Ureteral obstruction surgery may be performed through one of these surgical approaches:
- Endoscopic surgery, a minimally invasive procedure, which involves passing a lighted scope through the urethra into the bladder and other parts of the urinary tract. The surgeon makes a cut into the damaged or blocked part of the ureter to widen the area and then places a hollow tube (stent) in the ureter to keep it open. This procedure may be done to both diagnose and treat a condition.
- Open surgery, during which your surgeon makes an incision in your abdomen to perform the procedure.

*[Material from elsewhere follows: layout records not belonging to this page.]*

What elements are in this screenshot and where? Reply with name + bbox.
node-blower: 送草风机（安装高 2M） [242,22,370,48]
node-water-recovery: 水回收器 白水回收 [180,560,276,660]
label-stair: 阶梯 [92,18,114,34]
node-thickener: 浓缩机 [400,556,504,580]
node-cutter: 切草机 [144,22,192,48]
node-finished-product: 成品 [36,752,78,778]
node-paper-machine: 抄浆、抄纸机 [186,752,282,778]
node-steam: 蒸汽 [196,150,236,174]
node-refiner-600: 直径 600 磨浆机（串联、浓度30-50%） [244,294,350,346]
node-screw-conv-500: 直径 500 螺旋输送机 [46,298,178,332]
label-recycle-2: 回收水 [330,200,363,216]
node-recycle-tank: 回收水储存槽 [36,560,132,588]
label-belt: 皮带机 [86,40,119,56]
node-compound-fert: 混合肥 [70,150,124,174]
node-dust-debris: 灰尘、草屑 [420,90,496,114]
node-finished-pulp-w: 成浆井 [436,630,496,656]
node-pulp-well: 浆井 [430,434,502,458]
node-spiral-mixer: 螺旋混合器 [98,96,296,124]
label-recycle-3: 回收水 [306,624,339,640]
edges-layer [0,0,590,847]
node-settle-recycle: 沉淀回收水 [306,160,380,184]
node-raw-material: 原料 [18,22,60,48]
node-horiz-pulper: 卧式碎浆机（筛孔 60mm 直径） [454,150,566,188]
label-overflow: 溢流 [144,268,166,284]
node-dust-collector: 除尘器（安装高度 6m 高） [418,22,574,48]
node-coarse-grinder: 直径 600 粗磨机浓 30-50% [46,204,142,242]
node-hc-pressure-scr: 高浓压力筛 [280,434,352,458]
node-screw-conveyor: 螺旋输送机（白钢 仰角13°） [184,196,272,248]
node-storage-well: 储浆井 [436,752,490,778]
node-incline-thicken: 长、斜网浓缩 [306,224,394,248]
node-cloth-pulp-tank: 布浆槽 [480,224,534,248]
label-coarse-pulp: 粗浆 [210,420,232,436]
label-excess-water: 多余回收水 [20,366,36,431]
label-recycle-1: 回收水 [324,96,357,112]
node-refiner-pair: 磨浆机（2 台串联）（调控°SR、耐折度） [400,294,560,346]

- Laparoscopic surgery, which is performed through a small tube with a light and a camera that allows your surgeon to see inside you. The surgeon makes one or more small incisions through your skin to insert the lighted tube and other instruments needed for the procedure.
- Robot-assisted laparoscopic surgery, during which your surgeon uses a robotic system to perform a laparoscopic procedure.

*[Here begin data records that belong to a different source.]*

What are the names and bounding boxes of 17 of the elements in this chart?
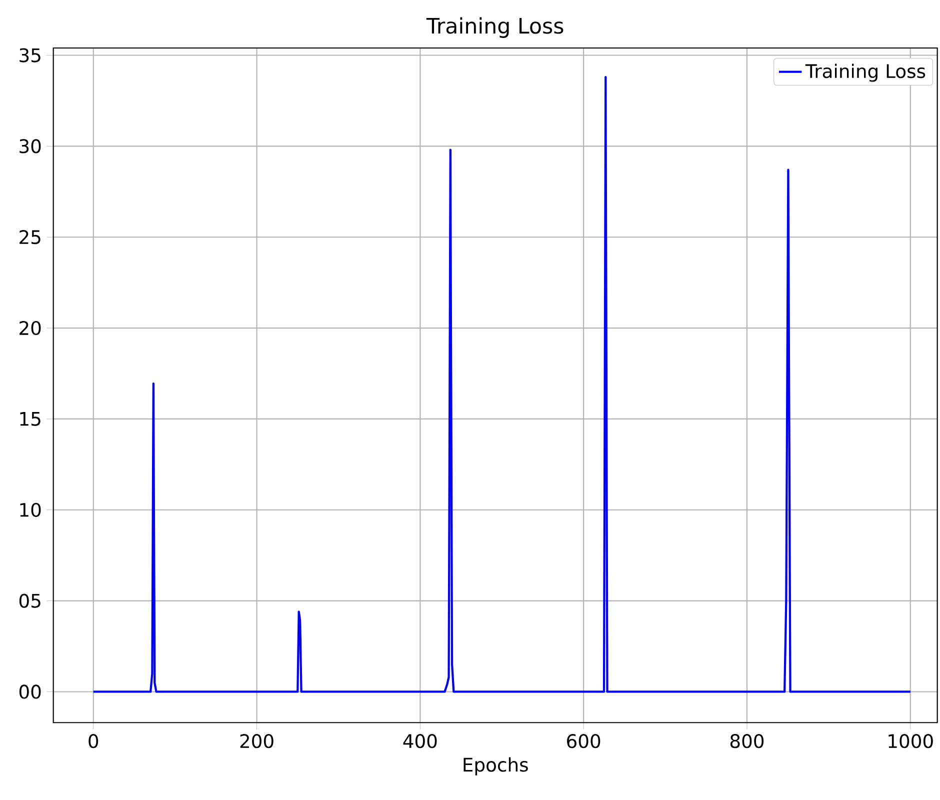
legend-label: Training Loss <box>805 64 926 82</box>
chart-title: Training Loss <box>426 17 564 38</box>
y-tick-label: 20 <box>20 320 41 336</box>
y-tick-label: 00 <box>19 684 41 699</box>
y-tick-label: 25 <box>20 230 40 244</box>
x-tick-label: 200 <box>240 734 274 748</box>
y-tick-label: 05 <box>19 594 40 608</box>
y-tick-label: 30 <box>20 139 41 154</box>
x-tick-label: 1000 <box>888 734 933 748</box>
x-tick-label: 400 <box>403 734 437 748</box>
x-tick-label: 800 <box>730 734 764 748</box>
x-tick-label: 0 <box>88 734 98 748</box>
y-tick-label: 35 <box>20 48 40 62</box>
x-axis-title: Epochs <box>464 757 528 776</box>
y-tick-label: 15 <box>20 412 40 426</box>
y-tick-label: 10 <box>20 502 41 517</box>
x-tick-label: 600 <box>567 734 600 748</box>
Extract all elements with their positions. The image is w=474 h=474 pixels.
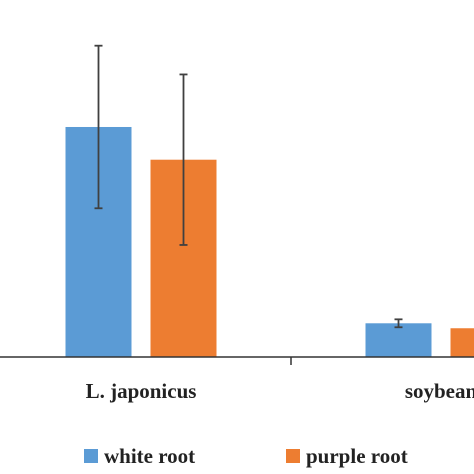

The main differences among these surgical approaches are your recovery time after surgery and the number and size of incisions used for the procedure. Your doctor (urologist) determines the type of procedure and the best surgical approach to treat your condition.
Preparing for an appointment
You might start by seeing your primary care provider. Or, you might be referred immediately to a urinary tract specialist (urologist).
Here's some information to help you get ready for your appointment.
What you can do
When you make the appointment, ask if there's anything you need to do in advance, such as fasting before having a specific test. Make a list of:
- Your symptoms, including any that seem unrelated to the reason for your appointment
- Key personal information, including major stresses, recent life changes and family medical history
- All medications, vitamins or other supplements you take, including the doses
- Questions to ask your doctor
Take a family member or friend along, if possible, to help you remember the information you're given.
For ureteral obstruction, basic questions to ask your doctor include:
- What's likely causing my symptoms?
- Other than the most likely cause, what are other possible causes for my symptoms?
- What tests do I need?
- Is my condition likely temporary or chronic?
- What's the best course of action?
- What are the alternatives to the primary approach you're suggesting?
- I have these other health conditions. How can I best manage them together?
- Are there restrictions I need to follow?
- Should I see a specialist?
- Are there brochures or other printed material I can have? What websites do you recommend?
What to expect from your doctor
Your doctor is likely to ask you several questions, such as:
- When did your symptoms begin?
- Have your symptoms been continuous or occasional?
- How severe are your symptoms?
- What, if anything, seems to improve your symptoms?
- What, if anything, appears to worsen your symptoms?